Strong consumer spending was making shopping centres valuable, and that always boost production of consumer goods in manufacturing too.
But there’s a degree of interference at play in the declines of commercial real estate values in Canada, and especially in Toronto if you speak to those in the know there. They say the rental system in Ontario has shifted the balance of power in favour of tenants, making problems that existed long before the pandemic worse, and then there’s how many building owners and landlords are not claiming CECRA emergency commercial rent relief from the feds with the idea that eventually getting tenants will mean getting better value when renting the properties.

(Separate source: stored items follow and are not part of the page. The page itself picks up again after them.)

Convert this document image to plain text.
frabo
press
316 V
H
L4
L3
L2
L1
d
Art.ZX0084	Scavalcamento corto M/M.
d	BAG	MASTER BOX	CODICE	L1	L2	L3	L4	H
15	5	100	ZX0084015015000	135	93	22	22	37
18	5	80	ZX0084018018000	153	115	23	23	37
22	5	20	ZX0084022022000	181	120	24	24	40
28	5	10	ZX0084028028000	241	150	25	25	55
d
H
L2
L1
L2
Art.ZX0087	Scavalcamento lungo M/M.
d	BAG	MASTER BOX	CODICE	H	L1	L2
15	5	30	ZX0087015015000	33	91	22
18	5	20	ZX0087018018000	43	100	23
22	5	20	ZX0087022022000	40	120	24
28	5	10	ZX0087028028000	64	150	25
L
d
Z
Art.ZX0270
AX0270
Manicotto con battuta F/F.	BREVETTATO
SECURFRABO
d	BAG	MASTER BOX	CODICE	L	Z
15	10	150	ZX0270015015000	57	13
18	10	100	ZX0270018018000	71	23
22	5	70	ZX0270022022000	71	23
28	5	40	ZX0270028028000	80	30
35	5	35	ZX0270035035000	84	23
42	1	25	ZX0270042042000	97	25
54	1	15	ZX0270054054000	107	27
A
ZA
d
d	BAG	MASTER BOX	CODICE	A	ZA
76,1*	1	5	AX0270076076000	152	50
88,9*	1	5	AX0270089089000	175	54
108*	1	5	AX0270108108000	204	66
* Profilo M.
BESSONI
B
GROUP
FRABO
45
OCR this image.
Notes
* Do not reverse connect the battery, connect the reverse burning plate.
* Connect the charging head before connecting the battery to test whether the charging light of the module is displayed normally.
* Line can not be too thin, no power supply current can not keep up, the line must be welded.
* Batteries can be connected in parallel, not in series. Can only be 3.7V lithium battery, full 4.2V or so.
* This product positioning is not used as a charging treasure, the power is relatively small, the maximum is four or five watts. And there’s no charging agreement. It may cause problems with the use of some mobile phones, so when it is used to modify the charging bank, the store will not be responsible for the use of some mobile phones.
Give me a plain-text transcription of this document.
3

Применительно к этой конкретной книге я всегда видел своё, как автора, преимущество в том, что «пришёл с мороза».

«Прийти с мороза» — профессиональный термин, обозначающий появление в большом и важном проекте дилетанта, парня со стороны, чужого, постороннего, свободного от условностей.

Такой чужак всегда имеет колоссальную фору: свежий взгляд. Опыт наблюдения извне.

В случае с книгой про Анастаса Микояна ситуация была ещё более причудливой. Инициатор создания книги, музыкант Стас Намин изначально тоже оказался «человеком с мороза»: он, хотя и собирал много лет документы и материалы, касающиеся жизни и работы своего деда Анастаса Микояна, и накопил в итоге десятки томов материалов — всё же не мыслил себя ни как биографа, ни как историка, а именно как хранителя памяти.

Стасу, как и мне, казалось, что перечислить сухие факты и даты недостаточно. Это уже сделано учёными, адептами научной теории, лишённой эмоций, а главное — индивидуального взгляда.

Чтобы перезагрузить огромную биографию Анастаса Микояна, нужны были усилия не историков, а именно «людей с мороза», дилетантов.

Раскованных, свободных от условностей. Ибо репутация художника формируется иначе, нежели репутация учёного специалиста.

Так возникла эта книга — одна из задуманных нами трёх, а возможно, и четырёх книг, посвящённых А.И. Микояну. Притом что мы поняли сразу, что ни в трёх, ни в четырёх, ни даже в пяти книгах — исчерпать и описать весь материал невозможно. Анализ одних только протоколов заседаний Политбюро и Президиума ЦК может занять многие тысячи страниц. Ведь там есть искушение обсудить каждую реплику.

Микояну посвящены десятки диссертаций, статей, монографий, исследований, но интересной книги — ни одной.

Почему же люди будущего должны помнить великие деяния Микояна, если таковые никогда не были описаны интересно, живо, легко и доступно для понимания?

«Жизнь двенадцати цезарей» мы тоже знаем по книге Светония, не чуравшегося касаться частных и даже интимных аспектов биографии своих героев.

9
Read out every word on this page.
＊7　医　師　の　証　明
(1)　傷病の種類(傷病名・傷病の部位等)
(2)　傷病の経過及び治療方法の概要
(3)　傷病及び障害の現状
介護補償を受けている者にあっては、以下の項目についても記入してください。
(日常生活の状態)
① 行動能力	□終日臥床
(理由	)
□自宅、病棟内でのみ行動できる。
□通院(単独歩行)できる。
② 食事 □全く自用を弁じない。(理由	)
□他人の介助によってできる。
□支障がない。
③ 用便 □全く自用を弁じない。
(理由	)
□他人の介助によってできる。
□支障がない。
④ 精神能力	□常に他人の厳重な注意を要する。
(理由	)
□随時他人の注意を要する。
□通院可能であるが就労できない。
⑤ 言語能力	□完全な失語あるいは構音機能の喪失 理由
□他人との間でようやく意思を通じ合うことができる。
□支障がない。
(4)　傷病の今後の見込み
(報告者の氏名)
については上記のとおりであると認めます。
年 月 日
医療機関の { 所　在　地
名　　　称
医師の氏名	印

But either way, what we have now is the coronavirus pandemic having reversed the outlook for both office and retail, causing heavy losses for large Canadian Real Estate Investment Trusts. We are now starting to see a shift towards online commerce too, and that forecasts badly for the Commercial real estate industry too.
What we are seeing with this is that many REITs are now looking to engage is some measure of global diversification of assets, and that does make a lot of sense given the nature of world of commerce nowadays and the interconnectedness of countries and economies. But it’s a slow go to realize the benefits of that and we can likely assume that REIT investments are going to be in tough for a good long while.
Now of course if you’re a realtor who has investors on the commercial side too then you may want to foresee some resultant dips in that side of your business, and plan accordingly. Whether or not that means you focus more on the residential real estate side of the equation is up to you, but that’s probably a pretty smart bet for the foreseeable future.